Ask HN: How do you reach women 18-25? - anon87

We're currently building apps that might be interesting for this demographic group. What (online) locations would you recommend us to go and promote to that age group?<p>Facebook? Ads or posting links in Groups?
MySpace? How/Where?
Boards? Which ones?
Social News Sites? - Which ones?
Blogs?
Other Ideas?
======
asnyder
If you're serious about targeting this demographic then Hacker News might not
be the best place to get your answer. If you're spending significant amount of
time and resources in this demographic you should already know this
information about them. If you don't know where they go for information, or
what sites would be good promoting partners, how can you be sure that your
application is interesting to this demographic?

If however, your application has a different target demographic and you simply
wish to test the waters with this group then sites such as TMZ (and other
gossip related rags) is your best bet, IMHO.

------
CoreyLoose
Just got the opinion of a real live 21 year old woman on this topic. She uses
Facebook on a daily basis and is tech savvy enough to use Gmail filters
intelligently and download torrents.

Here is the rundown of what she said: -Doesn't read online news/blogs -Clicked
5 or so Facebook adds lifetime -Watches a copious amount of online TV (Hulu
etc.) -When looking for new services online she googles what she is looking
for (budget manager, etc.)

If I was going to go about a marketing plan based just on this anecdotal
evidence I'd say SEO is quite important, and perhaps getting some adds during
online videos (how expensive is this?) would be good because she seemed very
adverse to clicking on anything she didn't go looking for in the first place.

------
gstar
That's a very broad demographic - Can you slice finer? The responses you have
already are spot on, but they apply to a lot of other demographics too.

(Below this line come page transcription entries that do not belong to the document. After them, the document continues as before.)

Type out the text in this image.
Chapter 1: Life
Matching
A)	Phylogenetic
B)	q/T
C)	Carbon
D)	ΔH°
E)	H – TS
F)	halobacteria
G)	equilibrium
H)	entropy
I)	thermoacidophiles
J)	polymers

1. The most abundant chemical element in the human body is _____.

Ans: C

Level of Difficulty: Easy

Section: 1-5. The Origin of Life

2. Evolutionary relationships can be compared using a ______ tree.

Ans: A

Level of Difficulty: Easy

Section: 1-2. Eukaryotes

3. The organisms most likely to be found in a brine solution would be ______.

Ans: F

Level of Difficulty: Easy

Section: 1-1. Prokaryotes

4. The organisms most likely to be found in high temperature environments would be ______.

If your app has a very broad market there's no point going after every
18-25/female because you can't afford to advertise to the whole demographic
without some really really REALLY serious money. You'll need to "pierce the
zeitgeist" with something that captures imaginations to get the word out.

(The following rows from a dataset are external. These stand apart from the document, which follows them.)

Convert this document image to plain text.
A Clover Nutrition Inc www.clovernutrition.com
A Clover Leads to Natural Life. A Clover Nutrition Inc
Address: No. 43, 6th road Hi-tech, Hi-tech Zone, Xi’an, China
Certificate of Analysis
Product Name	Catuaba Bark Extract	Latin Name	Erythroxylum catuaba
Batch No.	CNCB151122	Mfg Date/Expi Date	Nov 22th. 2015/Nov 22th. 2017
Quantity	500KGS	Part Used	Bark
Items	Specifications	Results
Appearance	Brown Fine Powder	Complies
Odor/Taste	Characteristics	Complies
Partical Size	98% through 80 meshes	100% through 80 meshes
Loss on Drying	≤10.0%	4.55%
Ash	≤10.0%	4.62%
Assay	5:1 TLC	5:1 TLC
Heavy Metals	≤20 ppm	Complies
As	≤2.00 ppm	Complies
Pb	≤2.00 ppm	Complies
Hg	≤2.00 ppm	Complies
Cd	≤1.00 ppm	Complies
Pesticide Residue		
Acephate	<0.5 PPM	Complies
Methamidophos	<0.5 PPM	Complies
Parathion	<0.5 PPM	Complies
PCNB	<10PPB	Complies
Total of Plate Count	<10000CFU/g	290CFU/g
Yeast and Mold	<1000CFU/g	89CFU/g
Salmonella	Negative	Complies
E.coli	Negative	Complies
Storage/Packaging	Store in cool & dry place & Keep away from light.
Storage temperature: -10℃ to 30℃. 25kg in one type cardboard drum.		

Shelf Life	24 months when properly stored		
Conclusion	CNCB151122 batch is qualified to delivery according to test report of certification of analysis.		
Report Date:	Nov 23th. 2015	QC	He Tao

Pierce the zeitgeist? I do sound like a wanker, but you would probably need to
step up from typical "viral" marketing techniques. Don't go herding sheep with
LEDs, step it up. How? No idea!

------
Jem
Technically literate or not? If yes, I can give you some links to some areas
where you could address these sorts of people directly and get some ideas from
the horse's mouth, so to speak.

------
srn
The general class of women 18-25 or tech savvy 18-25? And of what interest
group? You give far too few details for anyone to be able to help you.